Un petit article sur un orateur grec, parce que ça faisait longtemps. Pas n'importe lequel, s'il vous plaît : Démosthène. Un auteur très agaçant à traduire, je ne vous le cache pas. Mais bon,
c'est un incontournable, que voulez-vous... Notre homme est connu - outre ses discours, naturellement - pour son engagement politique contre Philippe de Macédoine (le père d'Alexandre le
Grand).
Petit cours d'histoire rapide et lacunaire
Je ne vous présente pas Athènes, qui a connu son heure de gloire au V
e avant JC, notamment en s'illustrant contre les Perses lors des guerres médiques. Ça, c'était au début du siècle ;
à la fin, la situation est moins glorieuse puisque Athènes est battue par la grande rivale Sparte (plus d'info sur les conséquences de cette défaite dans
cet article). Après cela, s'en est fini de l'hégémonie d'Athènes. Sparte a un moment le pouvoir, puis est battue par Thèbes (la
ville grecque, hein, pas l'égyptienne). Et finalement c'est la Macédoine, menée par Philippe II, qui va mettre tout le monde d'accord milieu IV
e.
La Macédoine, début IV
e, c'est un pays considéré comme "barbare" par les Grecs, dont personne n'imagine qu'à peine 50 ans plus tard, il aura mis au pas les plus grandes cités de Grèce.
Quand Démosthène évoque Pella, la capitale, il parle d'un lieu "petit et obscur". Pourtant, c'est bien de là qu'émerge Philippe, qui va remettre sur les rails son royaume où tout va mal. Après
avoir réglé la politique intérieure, il commence une expansion de ses terres...
Voilà, pour vous situer un peu le contexte. Le
Sur La Couronne est en fait un discours judiciaire, prononcé par Démosthène pour se défendre lui-même, même s'il n'est pas l'accusé. Le
procès à la base oppose Eschine, partisan de Philippe, à Ctésiphon ; ce dernier, ami de Démosthène, a proposé que l'on remette à l'homme politique une couronne pour services rendus à la cité.
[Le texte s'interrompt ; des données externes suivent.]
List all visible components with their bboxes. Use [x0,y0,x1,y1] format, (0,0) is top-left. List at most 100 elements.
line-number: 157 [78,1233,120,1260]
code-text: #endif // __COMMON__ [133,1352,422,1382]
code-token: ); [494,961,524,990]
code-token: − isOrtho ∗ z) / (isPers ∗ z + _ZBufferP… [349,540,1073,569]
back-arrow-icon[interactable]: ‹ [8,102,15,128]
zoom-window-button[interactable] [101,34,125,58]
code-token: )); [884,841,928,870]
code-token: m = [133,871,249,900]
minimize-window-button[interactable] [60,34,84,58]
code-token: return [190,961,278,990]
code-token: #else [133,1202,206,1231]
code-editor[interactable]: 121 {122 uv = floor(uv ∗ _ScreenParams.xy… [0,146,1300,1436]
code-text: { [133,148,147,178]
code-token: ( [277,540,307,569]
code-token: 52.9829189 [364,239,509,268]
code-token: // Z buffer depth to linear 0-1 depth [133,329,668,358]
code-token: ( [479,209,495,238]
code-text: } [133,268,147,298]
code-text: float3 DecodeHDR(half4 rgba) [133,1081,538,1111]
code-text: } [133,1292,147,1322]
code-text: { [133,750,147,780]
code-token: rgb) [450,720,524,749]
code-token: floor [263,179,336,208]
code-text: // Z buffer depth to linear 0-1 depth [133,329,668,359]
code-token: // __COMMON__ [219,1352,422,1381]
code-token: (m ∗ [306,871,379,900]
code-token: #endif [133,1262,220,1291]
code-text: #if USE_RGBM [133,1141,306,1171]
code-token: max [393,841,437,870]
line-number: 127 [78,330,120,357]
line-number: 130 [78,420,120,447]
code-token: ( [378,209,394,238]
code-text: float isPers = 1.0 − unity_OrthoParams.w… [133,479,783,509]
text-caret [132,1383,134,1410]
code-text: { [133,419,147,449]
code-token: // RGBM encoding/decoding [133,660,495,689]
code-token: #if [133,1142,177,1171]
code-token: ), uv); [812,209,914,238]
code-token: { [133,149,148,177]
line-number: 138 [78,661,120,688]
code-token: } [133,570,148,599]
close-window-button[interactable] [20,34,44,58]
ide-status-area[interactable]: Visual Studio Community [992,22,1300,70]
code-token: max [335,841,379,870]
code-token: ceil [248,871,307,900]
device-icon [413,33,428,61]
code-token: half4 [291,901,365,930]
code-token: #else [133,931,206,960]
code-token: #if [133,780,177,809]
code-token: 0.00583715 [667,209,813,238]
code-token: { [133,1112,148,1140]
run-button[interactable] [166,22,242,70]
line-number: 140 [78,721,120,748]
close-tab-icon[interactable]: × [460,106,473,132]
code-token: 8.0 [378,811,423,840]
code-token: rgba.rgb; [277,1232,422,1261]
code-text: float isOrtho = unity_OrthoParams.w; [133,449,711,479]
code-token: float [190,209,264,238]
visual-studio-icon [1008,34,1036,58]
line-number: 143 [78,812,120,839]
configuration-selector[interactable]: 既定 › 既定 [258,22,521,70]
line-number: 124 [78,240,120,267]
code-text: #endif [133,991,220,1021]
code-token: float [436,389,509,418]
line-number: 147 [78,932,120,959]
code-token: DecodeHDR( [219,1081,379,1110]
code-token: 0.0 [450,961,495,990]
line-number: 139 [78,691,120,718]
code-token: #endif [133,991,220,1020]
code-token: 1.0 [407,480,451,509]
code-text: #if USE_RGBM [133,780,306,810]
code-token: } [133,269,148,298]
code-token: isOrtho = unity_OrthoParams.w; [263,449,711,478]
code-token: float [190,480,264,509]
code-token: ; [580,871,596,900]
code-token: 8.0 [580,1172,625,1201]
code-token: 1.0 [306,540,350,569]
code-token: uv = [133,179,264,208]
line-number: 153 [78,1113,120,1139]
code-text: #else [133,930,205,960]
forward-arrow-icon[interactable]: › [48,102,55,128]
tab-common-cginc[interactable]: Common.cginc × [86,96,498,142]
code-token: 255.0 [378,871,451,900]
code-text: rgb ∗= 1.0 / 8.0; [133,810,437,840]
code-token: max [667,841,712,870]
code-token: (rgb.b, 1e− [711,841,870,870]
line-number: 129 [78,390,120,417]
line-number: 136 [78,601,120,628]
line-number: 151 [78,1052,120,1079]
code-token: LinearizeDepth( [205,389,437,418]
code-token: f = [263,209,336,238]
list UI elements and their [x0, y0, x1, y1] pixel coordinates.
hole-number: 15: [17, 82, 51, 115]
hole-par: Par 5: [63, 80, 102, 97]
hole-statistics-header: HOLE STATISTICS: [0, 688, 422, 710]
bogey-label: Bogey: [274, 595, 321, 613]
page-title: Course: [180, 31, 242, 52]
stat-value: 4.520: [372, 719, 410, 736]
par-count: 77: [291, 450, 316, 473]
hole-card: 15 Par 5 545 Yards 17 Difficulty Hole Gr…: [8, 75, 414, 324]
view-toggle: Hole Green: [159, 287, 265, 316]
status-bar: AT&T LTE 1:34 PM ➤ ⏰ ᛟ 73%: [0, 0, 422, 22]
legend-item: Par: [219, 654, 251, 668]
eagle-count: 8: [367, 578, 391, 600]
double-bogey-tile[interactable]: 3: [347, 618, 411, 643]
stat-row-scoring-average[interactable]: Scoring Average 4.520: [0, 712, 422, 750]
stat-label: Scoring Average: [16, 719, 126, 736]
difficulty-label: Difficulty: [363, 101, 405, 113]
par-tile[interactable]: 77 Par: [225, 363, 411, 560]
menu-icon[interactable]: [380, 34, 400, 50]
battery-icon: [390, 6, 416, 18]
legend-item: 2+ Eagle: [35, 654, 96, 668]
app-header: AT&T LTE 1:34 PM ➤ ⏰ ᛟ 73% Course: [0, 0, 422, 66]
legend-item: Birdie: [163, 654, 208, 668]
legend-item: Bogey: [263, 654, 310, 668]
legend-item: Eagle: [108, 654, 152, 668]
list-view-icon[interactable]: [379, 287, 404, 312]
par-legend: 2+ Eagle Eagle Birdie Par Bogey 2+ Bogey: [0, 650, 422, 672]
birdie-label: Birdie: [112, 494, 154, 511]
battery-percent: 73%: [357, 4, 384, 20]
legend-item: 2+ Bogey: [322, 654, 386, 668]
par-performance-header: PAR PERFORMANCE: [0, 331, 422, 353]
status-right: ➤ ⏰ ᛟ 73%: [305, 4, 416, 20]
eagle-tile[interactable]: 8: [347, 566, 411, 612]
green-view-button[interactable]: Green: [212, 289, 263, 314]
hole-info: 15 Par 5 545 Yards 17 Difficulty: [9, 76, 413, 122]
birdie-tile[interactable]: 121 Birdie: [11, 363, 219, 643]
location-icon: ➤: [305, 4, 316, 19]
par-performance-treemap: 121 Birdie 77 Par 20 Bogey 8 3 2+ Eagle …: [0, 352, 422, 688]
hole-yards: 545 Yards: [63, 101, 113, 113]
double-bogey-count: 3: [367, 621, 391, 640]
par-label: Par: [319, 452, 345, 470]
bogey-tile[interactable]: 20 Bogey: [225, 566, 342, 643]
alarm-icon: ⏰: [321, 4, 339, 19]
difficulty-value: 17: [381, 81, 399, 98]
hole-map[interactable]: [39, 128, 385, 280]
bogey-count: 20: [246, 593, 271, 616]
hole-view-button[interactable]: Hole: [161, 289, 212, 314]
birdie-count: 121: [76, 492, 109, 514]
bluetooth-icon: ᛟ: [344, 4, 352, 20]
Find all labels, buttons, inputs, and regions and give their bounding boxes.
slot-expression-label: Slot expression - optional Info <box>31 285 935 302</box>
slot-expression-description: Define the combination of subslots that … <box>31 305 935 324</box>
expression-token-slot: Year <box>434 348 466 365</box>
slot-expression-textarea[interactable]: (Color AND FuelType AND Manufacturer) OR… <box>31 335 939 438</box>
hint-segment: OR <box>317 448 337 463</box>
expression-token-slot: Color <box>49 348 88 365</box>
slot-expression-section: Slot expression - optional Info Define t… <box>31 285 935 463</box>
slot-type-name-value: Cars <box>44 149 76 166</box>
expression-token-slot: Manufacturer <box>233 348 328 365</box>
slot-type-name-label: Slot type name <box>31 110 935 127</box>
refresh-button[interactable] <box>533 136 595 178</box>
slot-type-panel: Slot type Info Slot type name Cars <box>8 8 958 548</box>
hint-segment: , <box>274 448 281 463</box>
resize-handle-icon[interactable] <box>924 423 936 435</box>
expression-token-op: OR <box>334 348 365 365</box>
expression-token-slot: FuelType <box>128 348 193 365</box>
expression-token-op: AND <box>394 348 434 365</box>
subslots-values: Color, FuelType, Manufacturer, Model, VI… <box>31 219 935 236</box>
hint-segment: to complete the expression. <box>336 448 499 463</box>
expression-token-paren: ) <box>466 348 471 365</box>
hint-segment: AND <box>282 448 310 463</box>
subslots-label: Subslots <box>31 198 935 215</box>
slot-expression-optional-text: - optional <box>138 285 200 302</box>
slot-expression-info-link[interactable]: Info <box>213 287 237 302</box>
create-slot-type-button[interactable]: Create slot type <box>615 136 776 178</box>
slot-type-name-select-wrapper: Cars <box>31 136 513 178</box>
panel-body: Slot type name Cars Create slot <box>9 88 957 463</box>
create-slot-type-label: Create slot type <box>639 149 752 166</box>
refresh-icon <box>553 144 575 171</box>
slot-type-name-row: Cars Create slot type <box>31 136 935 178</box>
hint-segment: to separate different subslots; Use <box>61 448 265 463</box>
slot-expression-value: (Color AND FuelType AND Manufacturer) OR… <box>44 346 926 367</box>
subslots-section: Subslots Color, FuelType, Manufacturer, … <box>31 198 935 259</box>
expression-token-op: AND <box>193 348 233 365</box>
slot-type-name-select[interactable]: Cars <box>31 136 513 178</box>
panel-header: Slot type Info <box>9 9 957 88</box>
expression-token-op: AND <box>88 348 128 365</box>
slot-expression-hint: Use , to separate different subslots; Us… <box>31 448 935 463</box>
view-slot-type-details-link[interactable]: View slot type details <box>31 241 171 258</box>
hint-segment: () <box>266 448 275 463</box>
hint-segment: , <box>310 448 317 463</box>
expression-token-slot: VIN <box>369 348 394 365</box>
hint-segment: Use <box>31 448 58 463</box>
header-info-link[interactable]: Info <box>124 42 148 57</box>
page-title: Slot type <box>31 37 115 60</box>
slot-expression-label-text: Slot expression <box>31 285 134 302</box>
Mais cette démarche ne plaît pas Eschine qui la juge, pour diverses raisons que je ne vous exposerai pas, illégale. Il intente donc un procès à l'auteur de la proposition de loi, mais attaque à
travers lui Démosthène.
Démosthène se défend en insistant sur deux points : son comportement exemplaire vis-à-vis de la cité, sa bienveillance envers ses concitoyens, et aussi la supériorité naturelle d'Athènes (oui, il
avait un peu la grosse tête). À l'inverse, Eschine est présenté comme un traître, un fils d'esclave qui n'est animé que par l'argent et l'envie de gloire. Quant à Philippe... Je vous ai déjà dit
qu'il le détestait, donc je vous laisse imaginer. Il fait jouer la corde patriotique de ses auditeurs, flatte leur ego d'Athéniens (ils sont les anciens maîtres de la Grèce, les vrais démocrates,
etc. etc.). Et ça paie : il est acquitté et Eschine condamné à une si forte amende qu'il doit s'exiler.
Mais bon, le texte en lui même est barbant. Démomo fait constamment référénce à des évènements qui bien sûr étaient connus des Grecs de l'époque, mais qui nous obligent nous à aller chercher dans
des manuels d'histoire de quoi il s'agit. Autant vous dire que ça ne rend pas la lecture agréable. Et puis, c'est un peu lassant de voir notre auteur se jetter constamment des fleurs, encenser sa
politique et porter Athènes si juste, égalitaire et bien intentionnée aux nues, alors que précisément, elle a fait quelques décennies auparavant ce que Philippe est en train d'accomplir. C'est
l'hôpital qui se fout de la charité...
Sincèrement, à moins d'être passionné par Démosthène et/ou l'histoire politique d'Athènes, c'est un discours loin d'être indispensable.